Cuando Rufino Villalobos llegó a Comillas, procedente del Seminario de Plasencia, yo estaba en mi última etapa de preparación para el sacerdocio, que ya veía al alcance de la mano. La frase puede pasar únicamente para significar un corto espacio de tiempo, que mediaba entre lo que se deseaba y lo que se veía venir, uno o dos años como máximo. Cualquiera otra significación que se le diera sería inadecuada, porque ¿quién podía tener al alance de su mano, tan pequeña, un don personal tan grande como el que con el sacerdocio se recibía?
Pero éramos felices en aquel bendito Seminario de Comillas.
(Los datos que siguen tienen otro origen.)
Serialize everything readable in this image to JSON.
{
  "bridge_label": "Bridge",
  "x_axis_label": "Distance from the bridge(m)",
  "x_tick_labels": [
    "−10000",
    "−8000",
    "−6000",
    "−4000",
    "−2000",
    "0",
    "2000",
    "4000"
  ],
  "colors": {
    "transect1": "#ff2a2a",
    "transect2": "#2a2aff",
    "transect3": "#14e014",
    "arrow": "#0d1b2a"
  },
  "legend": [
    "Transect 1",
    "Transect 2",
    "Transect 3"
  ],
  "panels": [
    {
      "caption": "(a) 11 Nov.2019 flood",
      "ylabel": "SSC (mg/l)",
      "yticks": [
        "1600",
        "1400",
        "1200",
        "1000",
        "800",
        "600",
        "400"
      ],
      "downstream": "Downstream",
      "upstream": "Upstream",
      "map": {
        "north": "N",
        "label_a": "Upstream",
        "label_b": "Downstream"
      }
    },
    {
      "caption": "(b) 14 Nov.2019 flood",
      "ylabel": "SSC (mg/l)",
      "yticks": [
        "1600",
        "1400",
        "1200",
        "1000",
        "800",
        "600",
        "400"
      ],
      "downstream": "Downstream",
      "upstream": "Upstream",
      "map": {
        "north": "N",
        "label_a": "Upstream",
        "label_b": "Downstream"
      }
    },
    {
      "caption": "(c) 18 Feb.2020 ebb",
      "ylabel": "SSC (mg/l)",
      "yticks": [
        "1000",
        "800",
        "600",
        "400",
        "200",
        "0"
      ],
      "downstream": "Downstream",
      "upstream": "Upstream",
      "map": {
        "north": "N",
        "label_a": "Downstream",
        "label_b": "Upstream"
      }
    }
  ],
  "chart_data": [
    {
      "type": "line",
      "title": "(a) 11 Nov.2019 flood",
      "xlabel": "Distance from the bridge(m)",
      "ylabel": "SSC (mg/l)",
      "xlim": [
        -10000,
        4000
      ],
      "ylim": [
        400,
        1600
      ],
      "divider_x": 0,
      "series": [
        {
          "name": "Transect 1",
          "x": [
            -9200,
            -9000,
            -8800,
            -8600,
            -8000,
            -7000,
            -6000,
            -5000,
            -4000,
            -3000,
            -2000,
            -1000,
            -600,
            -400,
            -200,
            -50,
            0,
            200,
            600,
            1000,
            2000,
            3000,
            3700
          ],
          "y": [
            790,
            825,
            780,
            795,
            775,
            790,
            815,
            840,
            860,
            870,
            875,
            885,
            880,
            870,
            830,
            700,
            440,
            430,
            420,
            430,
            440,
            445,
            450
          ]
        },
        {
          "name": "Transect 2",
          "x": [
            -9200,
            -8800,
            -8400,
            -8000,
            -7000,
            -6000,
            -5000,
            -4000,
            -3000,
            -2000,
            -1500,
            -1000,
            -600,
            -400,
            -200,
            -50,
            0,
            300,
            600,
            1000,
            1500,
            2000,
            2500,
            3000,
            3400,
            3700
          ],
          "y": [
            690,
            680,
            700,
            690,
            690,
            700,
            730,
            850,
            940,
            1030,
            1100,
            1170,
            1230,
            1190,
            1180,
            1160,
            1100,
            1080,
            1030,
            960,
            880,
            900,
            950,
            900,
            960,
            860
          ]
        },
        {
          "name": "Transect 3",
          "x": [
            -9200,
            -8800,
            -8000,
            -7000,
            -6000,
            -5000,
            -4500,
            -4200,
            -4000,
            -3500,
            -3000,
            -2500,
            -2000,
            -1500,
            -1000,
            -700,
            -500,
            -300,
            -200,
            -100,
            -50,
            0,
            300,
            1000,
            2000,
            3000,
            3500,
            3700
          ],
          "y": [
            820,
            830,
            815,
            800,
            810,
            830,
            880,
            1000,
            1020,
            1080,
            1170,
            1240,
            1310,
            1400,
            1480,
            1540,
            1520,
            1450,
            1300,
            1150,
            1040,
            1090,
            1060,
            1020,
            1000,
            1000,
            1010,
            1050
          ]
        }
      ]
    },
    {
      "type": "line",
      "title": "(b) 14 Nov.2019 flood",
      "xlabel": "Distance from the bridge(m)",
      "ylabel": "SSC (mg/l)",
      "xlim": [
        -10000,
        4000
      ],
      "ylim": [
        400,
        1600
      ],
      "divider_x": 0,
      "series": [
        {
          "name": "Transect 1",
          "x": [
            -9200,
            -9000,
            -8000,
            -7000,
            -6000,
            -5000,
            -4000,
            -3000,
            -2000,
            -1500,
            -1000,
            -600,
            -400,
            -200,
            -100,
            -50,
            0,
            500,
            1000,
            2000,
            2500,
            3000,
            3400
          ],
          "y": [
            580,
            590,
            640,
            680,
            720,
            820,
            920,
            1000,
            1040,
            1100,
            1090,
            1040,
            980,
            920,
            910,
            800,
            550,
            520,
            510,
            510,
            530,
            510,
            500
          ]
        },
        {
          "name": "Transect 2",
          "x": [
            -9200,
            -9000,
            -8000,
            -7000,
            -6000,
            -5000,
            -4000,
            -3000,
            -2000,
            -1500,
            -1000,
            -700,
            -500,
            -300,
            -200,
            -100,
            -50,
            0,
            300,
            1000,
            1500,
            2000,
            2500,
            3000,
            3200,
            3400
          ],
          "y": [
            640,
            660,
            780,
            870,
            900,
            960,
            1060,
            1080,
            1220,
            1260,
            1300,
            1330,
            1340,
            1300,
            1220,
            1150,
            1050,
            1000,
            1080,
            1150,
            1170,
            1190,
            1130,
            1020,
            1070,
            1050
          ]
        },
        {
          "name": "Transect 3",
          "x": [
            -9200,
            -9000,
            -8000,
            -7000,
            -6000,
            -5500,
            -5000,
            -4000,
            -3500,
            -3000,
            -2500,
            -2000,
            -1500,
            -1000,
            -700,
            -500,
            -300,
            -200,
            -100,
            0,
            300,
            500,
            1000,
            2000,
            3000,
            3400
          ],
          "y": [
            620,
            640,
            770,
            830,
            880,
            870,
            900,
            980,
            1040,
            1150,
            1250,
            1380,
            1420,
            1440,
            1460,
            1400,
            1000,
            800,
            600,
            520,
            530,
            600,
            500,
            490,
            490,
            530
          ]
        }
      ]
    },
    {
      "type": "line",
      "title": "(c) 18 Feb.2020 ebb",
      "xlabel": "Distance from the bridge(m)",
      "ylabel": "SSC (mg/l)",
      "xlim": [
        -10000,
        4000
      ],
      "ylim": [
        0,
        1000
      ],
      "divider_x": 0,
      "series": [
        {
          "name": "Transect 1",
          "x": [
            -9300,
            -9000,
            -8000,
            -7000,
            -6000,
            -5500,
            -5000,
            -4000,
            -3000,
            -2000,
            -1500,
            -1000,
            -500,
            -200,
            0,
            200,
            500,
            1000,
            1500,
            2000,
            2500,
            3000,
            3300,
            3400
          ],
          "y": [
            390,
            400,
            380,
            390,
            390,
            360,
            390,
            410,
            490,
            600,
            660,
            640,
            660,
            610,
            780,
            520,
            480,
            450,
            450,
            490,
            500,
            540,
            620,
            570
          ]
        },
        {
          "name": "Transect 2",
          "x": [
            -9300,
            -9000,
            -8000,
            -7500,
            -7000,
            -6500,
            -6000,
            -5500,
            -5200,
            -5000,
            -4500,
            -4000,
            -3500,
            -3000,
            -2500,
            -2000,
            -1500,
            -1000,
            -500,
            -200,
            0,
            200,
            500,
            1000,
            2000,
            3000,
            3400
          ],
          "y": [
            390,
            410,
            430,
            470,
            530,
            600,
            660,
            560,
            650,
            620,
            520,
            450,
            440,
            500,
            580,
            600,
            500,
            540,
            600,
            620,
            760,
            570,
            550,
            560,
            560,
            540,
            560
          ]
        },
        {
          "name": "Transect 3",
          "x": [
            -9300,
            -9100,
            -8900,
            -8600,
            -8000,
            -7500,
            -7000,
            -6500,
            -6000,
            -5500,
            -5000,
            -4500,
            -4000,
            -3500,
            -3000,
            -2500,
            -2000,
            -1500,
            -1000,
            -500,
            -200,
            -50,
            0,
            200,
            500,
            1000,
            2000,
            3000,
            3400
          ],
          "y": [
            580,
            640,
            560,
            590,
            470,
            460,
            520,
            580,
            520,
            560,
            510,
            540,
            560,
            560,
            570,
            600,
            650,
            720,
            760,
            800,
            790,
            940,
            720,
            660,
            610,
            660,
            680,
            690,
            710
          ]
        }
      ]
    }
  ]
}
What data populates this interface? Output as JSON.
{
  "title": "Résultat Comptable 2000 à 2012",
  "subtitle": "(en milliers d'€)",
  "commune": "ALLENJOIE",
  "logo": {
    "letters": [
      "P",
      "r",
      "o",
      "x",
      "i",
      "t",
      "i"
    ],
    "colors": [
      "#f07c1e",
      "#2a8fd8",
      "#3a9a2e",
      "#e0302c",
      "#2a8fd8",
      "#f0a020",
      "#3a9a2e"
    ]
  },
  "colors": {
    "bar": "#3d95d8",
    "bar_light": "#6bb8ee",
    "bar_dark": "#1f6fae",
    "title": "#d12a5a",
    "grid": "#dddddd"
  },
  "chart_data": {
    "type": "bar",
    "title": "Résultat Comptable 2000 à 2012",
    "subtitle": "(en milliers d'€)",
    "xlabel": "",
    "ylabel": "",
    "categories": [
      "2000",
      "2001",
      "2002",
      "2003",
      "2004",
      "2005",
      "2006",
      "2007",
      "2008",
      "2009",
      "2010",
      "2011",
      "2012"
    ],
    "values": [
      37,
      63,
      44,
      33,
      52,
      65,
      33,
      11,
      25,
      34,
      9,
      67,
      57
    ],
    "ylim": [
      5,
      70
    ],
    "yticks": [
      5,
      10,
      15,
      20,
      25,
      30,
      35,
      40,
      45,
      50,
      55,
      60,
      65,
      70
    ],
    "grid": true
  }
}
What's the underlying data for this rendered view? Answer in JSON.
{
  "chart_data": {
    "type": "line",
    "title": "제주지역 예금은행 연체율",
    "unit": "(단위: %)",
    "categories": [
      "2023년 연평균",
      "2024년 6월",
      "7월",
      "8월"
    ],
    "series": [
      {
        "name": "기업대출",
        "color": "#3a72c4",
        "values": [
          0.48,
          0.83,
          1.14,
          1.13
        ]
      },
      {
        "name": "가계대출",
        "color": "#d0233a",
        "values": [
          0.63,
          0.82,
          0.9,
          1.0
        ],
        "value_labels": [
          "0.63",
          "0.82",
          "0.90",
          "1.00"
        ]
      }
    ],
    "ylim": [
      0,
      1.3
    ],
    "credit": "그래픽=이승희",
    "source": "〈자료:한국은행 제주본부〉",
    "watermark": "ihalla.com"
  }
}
Felices, porque éramos conscientes de que progresábamos, recorriendo un camino, que cada vez no situaba más cerca de Jesucristo; y con ayuda de hombres como el P. Nieto, el P. Delgado, el P. Quevedo, etc., nos sumergíamos cada año más en la profundidad de un misterio sagrado, que nos atraía con fuerza, ante el que nos rendíamos por amor. La sangre de nuestra juventud hervía con generosa donación intencional, pero no derramaba sus ricas energías con un inútil esfuerzo, que desperdiciase el anhelo de aprovechar más y más lo que se nos ofrecía.
Rufino Villalobos dejó de pasar inadvertido enseguida. No tenía afán ninguno de presumir de nada; tampoco de ocultar lo que era y sentía, porque sabía lo que es ser corregido para ser mejor, o lo que puede merecer laudable aprobación, aunque no se le diga nada.
Era regordete, más bien pequeño de estatura, rostro abierto y simpático, amigo del silencio a su tiempo, y aún más de la conversación fácil y variada, generoso, colaborador de todos en todo lo que nos proponía para mayor perfeccionamiento de la vida de comunidad. Su voz aguda y atenorada era perfectamente audible desde lejos, y enseguida se sabía, aun sin mirar, que allí estaba Rufino, o no estaba, si no se oía su voz. Tenía un gracejo natural, muy propio de su tierra extremeña, y con la agudeza de su ingenio y la extraordinaria memoria que tenía, era capaz de recitar tiradas muy amplias de versos clásicos o modernos, o párrafos largos de una prosa, en que la retórica brillaba y se imponía sin contemplaciones al texto de lo que estuviera escrito, hasta degenerar en cierto barroquismo, que no acababa de gustar al sentido crítico de sus condiscípulos.
Un día hube de ir a su habitación a llevarle un recado del P. Prefecto. Me correspondía marcar las horas, en que se distribuía la jornada, para pasar de una ocupación a otra. Llamé a su puerta, dando un pequeño golpe con los nudillos de mi mano, y al instante oí la respuesta: “Cuélese sin reparo”. Al entrar yo y reconocerme, atento únicamente a lo que tenía de extrañeza una visita mía en aquel momento, pudo más su sorpresa que mi sonrisa, y se levantó rapidísimo de su asiento, pronunciando algunas frases con las que quería disculparse y pedir perdón. No hacía falta. Él no había ofendido a nadie. Era sencillamente un momento de buen humor, como tantos que tenía al paso de los días y las horas.
Supe de él más tarde, cuando ya sacerdote, fue canónigo de la catedral de Sevilla y predicador de fama. Siempre correcto, piadoso, finamente educado, sólido en la exposición de la doctrina, deseoso de cumplir con su deber de dar luz y dejarla encendida por donde pasaba, complacía a todos, sin desviarse un ápice de su camino recto. Los que trataban con él, quedaban prendados de su sentido humano y de su cautivadora ejemplaridad sacerdotal.
Murió muy pronto, cuando su vida, ya madura, prometía una fecundidad abundante y de copiosos frutos. A él no le arrastraron los progresismos baratos, sonoros y vacíos como un tambor. La solidez de su formación teológica y espiritual le permitió avanzar siempre, dando de sí cuanto tenía al servicio de una tarea de evangelización auténtica y gozosa. El Señor le llevó pronto junto a sí para darle el abrazo de su misericordia.